Many of us are guilty of taking our bodies for granted. We concentrate on our careers and accumulating material possessions, and we wouldn’t be human if we didn’t over-indulge in life’s pleasures from time to time. But with age comes wisdom, and aches and pains, and morning stiffness; and let’s not forget the seasonal ailments: cold and flu. (And in this political climate, anxiety is apparently catchy, too.)
Whatever our politics or lifestyle choices, we all face the unknown – the rogue gene that can cause heart disease, diabetes, cancers, or other disorders. And then there are environmental factors that cause the spread of contagious viral illnesses.
Tuberculosis was the scary monster of my childhood, the “silent terror” that ravaged Ireland for much of the last century. People lived in fear of being struck down and worse, shamed, as T.B. carried a stigma similar to AIDS in the 1980s. My best friend in high school, Maura, contracted TB, was separated from her family and quarantined in a state sanitarium. She did survive but she was one of the lucky ones, she was born mid-century. In Ireland’s not -too-distant past, TB was an epidemic – patients went undiagnosed and, in time, were “consumed” to death.
I flashed back to that experience when I spoke to Elaine O’Hara as we went to press on this issue. Elaine runs the North American vaccines division of Sanofi Pasteur, the global biopharmaceutical company. I can never hear the word vaccine without being grateful for how far we’ve come in defeating once-killer diseases.
Which brings us to our Fifth Annual Health issue, featuring some of the best and brightest people in the fields of biology, medicine, homeopathy, bioscience, and technology. These men and women are the future of healthcare.
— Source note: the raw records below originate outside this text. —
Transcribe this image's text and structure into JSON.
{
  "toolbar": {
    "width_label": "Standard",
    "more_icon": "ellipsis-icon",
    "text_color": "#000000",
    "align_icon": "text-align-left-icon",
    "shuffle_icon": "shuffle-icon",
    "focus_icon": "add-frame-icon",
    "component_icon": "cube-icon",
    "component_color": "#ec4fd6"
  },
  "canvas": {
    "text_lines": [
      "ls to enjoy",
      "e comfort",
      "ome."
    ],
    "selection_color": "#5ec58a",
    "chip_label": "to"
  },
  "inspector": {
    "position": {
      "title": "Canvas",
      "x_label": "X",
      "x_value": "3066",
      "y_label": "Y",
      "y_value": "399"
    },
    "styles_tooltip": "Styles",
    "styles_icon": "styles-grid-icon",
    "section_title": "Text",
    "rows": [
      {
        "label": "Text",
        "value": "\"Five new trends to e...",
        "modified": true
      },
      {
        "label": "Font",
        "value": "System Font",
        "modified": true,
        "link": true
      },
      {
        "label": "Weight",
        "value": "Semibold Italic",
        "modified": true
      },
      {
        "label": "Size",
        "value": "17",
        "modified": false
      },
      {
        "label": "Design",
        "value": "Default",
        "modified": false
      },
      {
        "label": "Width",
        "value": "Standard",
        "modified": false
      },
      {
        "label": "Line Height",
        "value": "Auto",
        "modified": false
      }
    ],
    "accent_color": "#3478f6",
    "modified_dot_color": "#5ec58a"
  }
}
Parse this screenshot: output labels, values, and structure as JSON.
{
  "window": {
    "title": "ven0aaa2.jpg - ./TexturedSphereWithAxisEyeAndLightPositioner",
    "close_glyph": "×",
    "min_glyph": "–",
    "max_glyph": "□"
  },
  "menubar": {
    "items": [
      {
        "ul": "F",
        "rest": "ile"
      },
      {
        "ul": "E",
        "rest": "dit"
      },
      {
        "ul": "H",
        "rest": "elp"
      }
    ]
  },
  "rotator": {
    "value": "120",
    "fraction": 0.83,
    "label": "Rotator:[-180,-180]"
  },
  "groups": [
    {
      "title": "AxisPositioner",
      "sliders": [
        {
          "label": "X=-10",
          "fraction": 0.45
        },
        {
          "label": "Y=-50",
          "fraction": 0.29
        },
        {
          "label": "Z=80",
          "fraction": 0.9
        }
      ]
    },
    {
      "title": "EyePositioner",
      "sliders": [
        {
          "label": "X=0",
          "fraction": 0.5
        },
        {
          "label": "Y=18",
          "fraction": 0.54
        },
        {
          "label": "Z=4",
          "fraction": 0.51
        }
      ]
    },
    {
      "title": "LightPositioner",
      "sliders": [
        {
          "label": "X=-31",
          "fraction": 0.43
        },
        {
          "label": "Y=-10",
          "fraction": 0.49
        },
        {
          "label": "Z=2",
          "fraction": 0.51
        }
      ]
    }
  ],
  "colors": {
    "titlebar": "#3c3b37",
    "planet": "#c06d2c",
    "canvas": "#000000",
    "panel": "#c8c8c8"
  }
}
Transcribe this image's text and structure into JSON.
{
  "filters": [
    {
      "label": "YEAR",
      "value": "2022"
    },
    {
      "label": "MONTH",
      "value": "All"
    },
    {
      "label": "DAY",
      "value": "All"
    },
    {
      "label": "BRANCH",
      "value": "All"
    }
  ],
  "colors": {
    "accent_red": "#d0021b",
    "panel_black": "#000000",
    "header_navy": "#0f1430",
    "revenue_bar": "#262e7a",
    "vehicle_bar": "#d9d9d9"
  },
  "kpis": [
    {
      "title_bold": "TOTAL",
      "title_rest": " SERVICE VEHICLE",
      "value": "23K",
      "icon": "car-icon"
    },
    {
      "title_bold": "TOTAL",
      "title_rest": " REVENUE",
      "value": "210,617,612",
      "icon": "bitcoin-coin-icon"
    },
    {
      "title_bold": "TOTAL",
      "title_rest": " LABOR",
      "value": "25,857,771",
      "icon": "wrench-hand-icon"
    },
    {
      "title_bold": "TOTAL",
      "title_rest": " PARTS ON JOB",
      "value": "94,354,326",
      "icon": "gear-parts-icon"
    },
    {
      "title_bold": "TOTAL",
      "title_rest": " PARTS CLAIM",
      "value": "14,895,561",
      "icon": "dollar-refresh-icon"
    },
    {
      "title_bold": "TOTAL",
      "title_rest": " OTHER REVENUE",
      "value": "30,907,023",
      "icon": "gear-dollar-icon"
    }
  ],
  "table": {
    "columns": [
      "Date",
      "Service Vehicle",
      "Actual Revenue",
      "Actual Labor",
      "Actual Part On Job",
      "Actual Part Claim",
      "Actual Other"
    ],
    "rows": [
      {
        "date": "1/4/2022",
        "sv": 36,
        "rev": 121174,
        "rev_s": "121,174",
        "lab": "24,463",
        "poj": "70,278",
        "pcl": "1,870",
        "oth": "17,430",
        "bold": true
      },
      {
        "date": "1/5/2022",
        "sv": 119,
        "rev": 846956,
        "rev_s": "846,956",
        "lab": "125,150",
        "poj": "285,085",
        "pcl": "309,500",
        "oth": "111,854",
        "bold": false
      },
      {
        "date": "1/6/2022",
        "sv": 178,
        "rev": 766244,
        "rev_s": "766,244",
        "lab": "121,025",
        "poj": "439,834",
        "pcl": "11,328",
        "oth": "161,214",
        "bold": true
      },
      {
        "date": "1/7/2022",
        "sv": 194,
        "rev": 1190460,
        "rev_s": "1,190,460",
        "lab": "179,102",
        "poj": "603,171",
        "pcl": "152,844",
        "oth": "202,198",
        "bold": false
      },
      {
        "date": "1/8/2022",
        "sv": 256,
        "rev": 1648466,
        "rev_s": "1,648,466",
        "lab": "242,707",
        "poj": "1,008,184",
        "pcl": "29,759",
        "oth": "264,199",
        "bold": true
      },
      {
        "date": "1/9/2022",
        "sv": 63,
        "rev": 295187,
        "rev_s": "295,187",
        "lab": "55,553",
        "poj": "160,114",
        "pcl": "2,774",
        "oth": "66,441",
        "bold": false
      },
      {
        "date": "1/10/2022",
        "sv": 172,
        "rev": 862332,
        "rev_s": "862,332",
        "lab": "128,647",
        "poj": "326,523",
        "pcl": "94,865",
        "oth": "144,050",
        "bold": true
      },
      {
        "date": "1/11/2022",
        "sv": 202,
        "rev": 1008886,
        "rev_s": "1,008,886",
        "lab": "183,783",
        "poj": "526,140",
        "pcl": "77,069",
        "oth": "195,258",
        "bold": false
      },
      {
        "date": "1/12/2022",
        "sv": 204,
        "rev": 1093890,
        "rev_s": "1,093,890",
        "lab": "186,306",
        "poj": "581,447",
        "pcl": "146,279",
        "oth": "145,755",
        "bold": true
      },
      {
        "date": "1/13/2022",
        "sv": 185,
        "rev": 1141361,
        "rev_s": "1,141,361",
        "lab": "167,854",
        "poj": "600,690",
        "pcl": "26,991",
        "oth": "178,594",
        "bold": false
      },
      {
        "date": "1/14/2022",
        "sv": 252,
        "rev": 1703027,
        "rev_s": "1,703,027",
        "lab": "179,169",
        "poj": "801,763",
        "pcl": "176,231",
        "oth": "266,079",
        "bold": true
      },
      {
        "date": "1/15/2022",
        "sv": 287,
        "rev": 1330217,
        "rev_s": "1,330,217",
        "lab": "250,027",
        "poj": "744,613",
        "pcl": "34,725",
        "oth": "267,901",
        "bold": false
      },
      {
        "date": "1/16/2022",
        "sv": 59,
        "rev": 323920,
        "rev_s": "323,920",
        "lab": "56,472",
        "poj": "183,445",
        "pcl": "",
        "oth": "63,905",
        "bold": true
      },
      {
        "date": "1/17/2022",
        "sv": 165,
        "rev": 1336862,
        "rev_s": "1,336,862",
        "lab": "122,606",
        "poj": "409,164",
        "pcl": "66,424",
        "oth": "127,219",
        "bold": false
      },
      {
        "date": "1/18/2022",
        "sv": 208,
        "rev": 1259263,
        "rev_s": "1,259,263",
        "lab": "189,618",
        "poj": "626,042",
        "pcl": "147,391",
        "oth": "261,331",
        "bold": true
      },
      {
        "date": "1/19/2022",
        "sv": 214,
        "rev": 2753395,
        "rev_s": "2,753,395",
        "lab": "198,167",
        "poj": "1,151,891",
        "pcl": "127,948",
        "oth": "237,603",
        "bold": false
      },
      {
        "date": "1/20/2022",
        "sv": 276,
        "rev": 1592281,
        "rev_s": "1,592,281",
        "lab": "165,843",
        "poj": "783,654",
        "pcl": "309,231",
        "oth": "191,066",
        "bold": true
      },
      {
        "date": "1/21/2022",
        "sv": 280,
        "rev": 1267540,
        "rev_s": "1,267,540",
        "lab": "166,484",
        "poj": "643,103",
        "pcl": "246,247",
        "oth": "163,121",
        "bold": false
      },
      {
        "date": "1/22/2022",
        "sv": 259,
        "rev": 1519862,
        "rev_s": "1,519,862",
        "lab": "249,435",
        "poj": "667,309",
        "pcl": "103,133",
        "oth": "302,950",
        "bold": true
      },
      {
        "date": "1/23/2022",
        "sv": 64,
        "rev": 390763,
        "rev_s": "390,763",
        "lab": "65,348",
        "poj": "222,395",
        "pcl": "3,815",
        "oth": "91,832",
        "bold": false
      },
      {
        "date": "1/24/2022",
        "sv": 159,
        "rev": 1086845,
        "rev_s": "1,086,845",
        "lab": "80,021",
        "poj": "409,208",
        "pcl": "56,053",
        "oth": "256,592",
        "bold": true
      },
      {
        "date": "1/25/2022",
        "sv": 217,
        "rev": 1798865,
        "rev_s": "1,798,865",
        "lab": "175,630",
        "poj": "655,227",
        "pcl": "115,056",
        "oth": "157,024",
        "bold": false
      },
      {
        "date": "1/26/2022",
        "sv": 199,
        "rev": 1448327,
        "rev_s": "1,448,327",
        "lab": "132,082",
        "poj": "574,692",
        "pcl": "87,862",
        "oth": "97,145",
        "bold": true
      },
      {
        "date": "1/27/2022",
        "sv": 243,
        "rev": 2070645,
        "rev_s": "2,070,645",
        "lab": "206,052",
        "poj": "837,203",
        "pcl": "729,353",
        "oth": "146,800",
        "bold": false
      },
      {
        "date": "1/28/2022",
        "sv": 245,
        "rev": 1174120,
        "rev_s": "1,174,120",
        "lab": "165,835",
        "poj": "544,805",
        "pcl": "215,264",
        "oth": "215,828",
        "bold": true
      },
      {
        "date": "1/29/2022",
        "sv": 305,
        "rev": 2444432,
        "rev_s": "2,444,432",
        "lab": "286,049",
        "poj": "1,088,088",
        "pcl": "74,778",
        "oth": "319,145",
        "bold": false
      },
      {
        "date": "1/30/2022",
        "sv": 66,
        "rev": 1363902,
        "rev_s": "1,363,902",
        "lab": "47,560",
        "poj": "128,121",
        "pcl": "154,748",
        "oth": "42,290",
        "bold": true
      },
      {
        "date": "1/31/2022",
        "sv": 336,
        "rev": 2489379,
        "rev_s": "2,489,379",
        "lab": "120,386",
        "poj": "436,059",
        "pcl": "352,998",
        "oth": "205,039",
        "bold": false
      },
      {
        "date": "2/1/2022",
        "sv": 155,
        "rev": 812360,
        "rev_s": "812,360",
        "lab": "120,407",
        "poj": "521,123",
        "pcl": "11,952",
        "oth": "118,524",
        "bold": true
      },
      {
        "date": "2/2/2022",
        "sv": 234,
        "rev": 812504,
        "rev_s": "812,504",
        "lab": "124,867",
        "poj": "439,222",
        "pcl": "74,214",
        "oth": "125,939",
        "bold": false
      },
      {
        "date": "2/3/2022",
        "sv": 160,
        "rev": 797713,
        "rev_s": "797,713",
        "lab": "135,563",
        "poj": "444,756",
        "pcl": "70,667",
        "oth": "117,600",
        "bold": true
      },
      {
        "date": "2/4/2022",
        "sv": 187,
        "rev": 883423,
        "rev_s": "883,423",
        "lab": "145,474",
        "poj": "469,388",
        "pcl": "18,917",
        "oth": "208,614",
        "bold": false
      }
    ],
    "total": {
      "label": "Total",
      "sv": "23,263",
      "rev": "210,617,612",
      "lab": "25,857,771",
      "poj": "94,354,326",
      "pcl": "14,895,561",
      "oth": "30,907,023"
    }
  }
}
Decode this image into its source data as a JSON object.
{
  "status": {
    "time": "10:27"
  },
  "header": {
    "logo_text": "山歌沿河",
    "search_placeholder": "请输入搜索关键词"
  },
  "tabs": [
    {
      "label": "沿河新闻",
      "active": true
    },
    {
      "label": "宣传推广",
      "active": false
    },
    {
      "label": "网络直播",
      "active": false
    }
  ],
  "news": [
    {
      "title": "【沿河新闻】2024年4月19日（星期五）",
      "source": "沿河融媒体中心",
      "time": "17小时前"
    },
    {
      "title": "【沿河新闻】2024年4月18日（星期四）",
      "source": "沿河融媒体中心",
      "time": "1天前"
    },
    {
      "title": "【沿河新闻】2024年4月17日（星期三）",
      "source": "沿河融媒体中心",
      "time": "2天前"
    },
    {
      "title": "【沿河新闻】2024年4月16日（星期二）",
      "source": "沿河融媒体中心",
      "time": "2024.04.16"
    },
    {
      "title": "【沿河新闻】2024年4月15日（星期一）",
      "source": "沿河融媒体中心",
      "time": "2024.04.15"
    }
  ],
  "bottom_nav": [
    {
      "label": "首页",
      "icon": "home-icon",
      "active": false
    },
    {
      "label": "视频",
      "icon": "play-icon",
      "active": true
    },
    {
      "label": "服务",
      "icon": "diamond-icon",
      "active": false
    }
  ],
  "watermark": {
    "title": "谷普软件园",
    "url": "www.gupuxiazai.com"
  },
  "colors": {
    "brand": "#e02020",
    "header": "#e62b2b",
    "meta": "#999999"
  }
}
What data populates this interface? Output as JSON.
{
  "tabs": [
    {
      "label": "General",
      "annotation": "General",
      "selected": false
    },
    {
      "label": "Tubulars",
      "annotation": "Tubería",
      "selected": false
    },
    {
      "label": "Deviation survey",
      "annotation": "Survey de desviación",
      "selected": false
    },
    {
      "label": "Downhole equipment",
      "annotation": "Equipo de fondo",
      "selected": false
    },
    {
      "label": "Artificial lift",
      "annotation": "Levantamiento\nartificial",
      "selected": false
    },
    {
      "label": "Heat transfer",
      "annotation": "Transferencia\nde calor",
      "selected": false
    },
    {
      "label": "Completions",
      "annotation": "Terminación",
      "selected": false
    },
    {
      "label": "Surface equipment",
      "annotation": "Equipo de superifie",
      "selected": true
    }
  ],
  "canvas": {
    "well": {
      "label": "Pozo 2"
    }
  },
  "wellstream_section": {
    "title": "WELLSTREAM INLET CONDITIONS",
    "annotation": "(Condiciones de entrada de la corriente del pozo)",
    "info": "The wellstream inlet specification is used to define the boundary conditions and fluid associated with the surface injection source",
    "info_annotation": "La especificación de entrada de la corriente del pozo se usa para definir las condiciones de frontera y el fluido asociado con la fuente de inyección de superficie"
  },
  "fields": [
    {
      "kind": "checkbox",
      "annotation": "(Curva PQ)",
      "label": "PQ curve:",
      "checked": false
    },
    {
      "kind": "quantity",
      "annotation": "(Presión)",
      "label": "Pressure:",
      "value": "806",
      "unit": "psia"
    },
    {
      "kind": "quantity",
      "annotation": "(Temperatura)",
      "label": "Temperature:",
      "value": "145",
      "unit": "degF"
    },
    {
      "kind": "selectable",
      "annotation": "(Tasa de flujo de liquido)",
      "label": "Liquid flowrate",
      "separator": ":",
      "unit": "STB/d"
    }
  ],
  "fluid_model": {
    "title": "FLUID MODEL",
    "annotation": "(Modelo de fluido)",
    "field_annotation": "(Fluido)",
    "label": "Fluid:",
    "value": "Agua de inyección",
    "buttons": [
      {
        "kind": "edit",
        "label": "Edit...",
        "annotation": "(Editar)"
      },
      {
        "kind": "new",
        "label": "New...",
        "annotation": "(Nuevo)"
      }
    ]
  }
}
In addition, there are wonderful stories of past trailblazers, including an Irish woman who posed as a man in order to become a doctor and went on to have a very successful career; and a character made famous by James Joyce, who was inspired by a brilliant surgeon; and a man named Murphy, who turned surgery into performance art and lent his name to many medical devices used today!
Then there’s our cover story on Mike Mahoney, the chairman & CEO of Boston Scientific. Mike has spent his whole career in healthcare and is now in charge of one of the world’s largest medical device companies. “We are working on a pacemaker that is the size of a thimble and it is leadless – there is nothing that goes in the heart,” Mike told me when we met up in New York in September.
Boston Scientific, which has three plants in Ireland, is also working on devices to manage pain in Parkinson’s disease and stroke patients, and “all kinds of digital applications, patient interfaces, and artifical intelligence.”
And the extraordinary thing about all of this futuristic medical technology is that a lot of the research Boston Scientific is doing is being done in Ireland by Irish scientists, which is one hell of a recovery for a country that was once raked by poverty and disease.
My mother, always right, would be in awe.